Passagers agressés sur le train Bordeaux-Agen : les contrôleurs font valoir leur droit de retrait

Plusieurs passagers ont été agressés dans le train entre Bordeaux et Agen samedi 5 et dimanche 6 décembre. Depuis dimanche, les cheminots font valoir leur droit de retrait. Ils demandent la présence systématique de contrôleurs et de policiers à bord des trains.
Depuis ce lundi matin très tôt, ils attendent d'être reçus par la direction de la SNCF à la gare Saint-Jean. Les contrôleurs répondent ainsi à l'appel de la CGT cheminot et demandent plus de sécurité à bord des trains.

Aggression au couteau

Le mouvement fait suite à deux agressions successives, survenues à bord de la ligne Bordeaux - Agen. Samedi 5 décembre, un homme s'en est pris physiquement à plusieurs passagers. Insultes, coups. Une femme a reçu un coup de couteau, qu'elle a réussi à contrer avec son sac à main. 
Les contrôleurs présents à bord ont alors appelé la police ferroviaire, mais l'homme a pris la fuite, descendant du train avant l'arrivée à Agen.
Le lendemain, rebelote. Le même homme monte dans le train pour un trajet retour. Il a une nouvelle fois agressé et importuné des passagers avant de se fondre dans la foule à la gare de Bordeaux, semant les forces de l'ordre venues l'interpeller.

"Ce événement soulève d'importantes questions autour de la sécurité des usagers et des contrôleurs, note Séverine Rizzi, secrétaire de la CGT Cheminots à Bordeaux. D'autant plus que cet homme est toujours dans la nature".
Les cheminots réclament l'assurance d'avoir des contrôleurs à bord de chaque train, ainsi que la présence de la police ou de la police ferroviaire.

Plus de contrôleurs systématiques à bord des trains

Une convention entre la SNCF et la région Nouvelle-Aquitaine a mis fin au recours systématique aux contrôleurs dans les TER péri urbains autour de Bordeaux.
Actuellement, les équipes montent et redescendent sur différentes portions de lignes entre Bordeaux, Arcachon, Langon, Coutras et Le Verdon. Un dispositif remis en cause par les cheminots. "Le contrôleur a en charge la sécurité des passagers. Dans le cas de l'agression sur le Bordeaux-Agen, l'agresseur a été gêné dans ses actes par les contrôleurs", précise la syndicaliste.
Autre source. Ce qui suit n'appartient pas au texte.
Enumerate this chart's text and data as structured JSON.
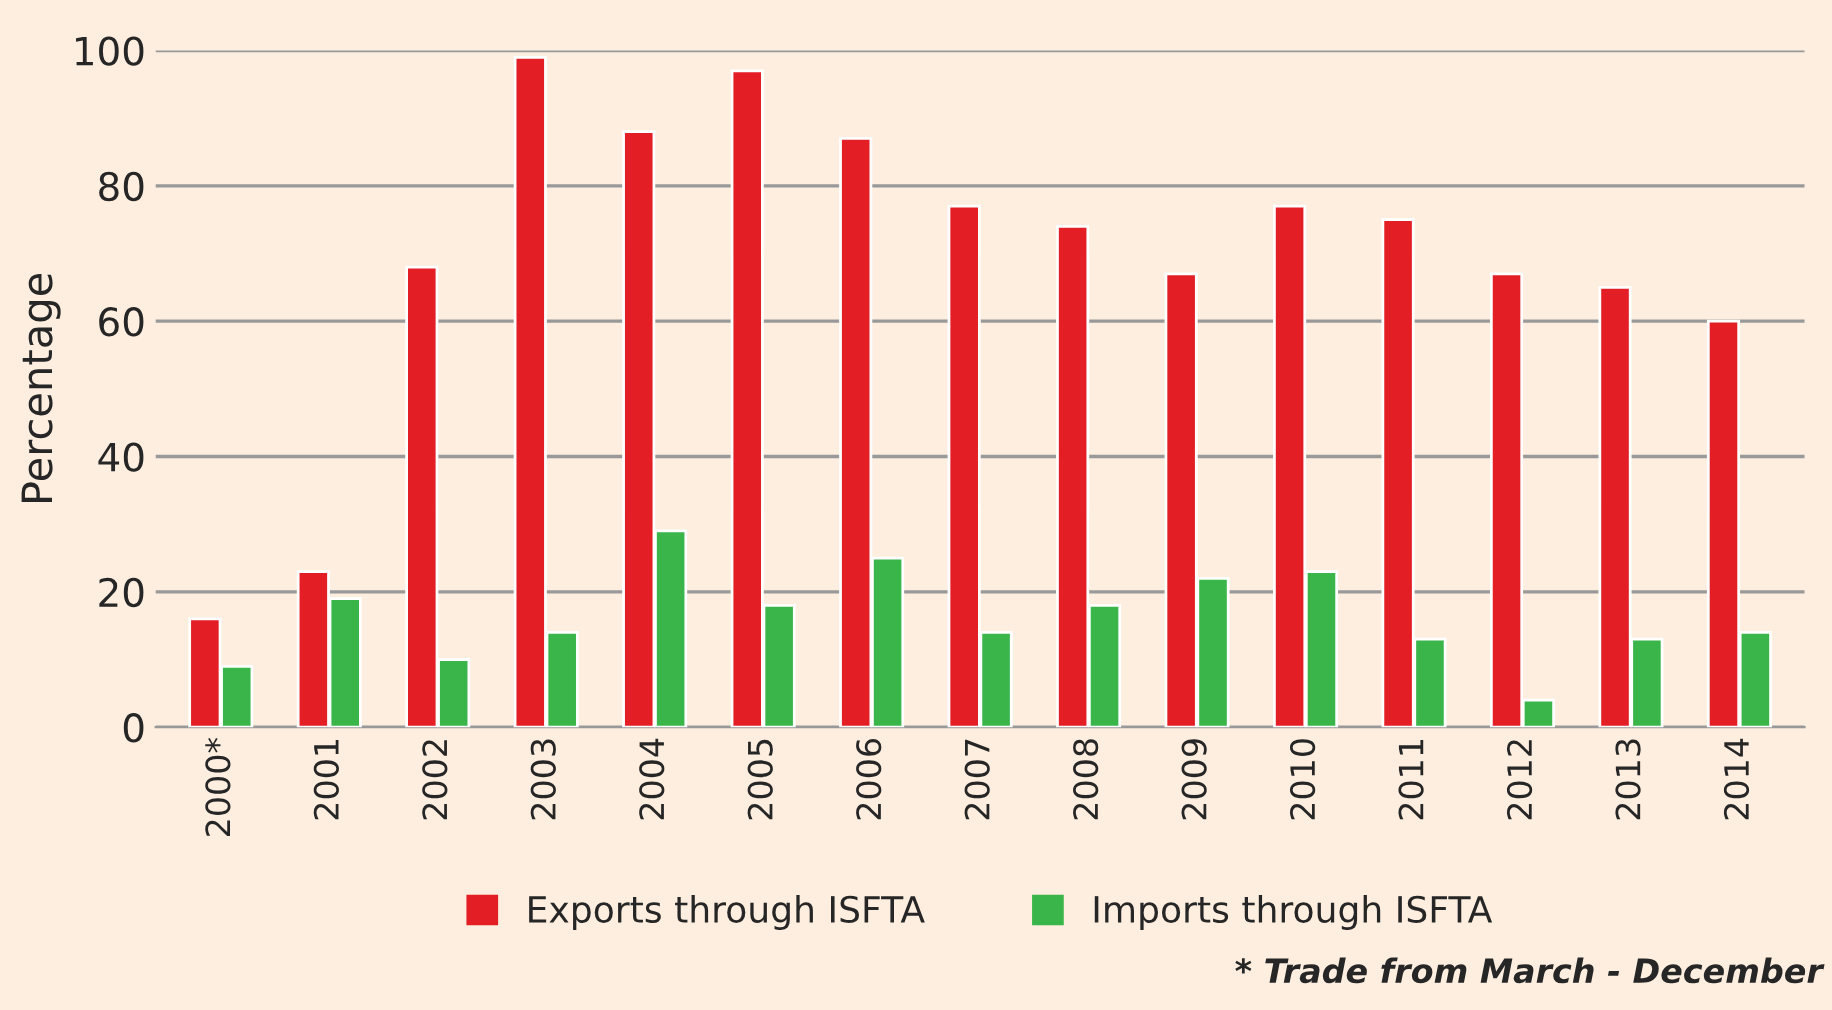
{
  "chart_data": {
    "type": "bar",
    "ylabel": "Percentage",
    "categories": [
      "2000*",
      "2001",
      "2002",
      "2003",
      "2004",
      "2005",
      "2006",
      "2007",
      "2008",
      "2009",
      "2010",
      "2011",
      "2012",
      "2013",
      "2014"
    ],
    "series": [
      {
        "name": "Exports through ISFTA",
        "color": "#e31e24",
        "values": [
          16,
          23,
          68,
          99,
          88,
          97,
          87,
          77,
          74,
          67,
          77,
          75,
          67,
          65,
          60
        ]
      },
      {
        "name": "Imports through ISFTA",
        "color": "#39b54a",
        "values": [
          9,
          19,
          10,
          14,
          29,
          18,
          25,
          14,
          18,
          22,
          23,
          13,
          4,
          13,
          14
        ]
      }
    ],
    "ylim": [
      0,
      100
    ],
    "yticks": [
      0,
      20,
      40,
      60,
      80,
      100
    ],
    "grid": "y",
    "legend": "bottom",
    "annotations": [
      "* Trade from March - December"
    ]
  }
}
Par "chance", deux agents se trouvaient à bord du train ce jour-là : en raison de la réduction de l'activité ferroviaire pendant le reconfinement, les salariés sans activité ont été redéployés sur d'autres trains pour renforcer le dispositif existant.
 
Séverine Rizzi demande davantage de garanties à la direction, et s'inquiète que la situation puisse se reproduire, et dégénérer.

Que ce serait-il passé s'il n'y avait eu personne à bord ? Ou si l'agresseur décidait d'entrer dans la cabine du conducteur ? Ce n'est plus possible, entre la crise sanitaire et le contexte de sécurité actuel, nous voulons désormais des réponses.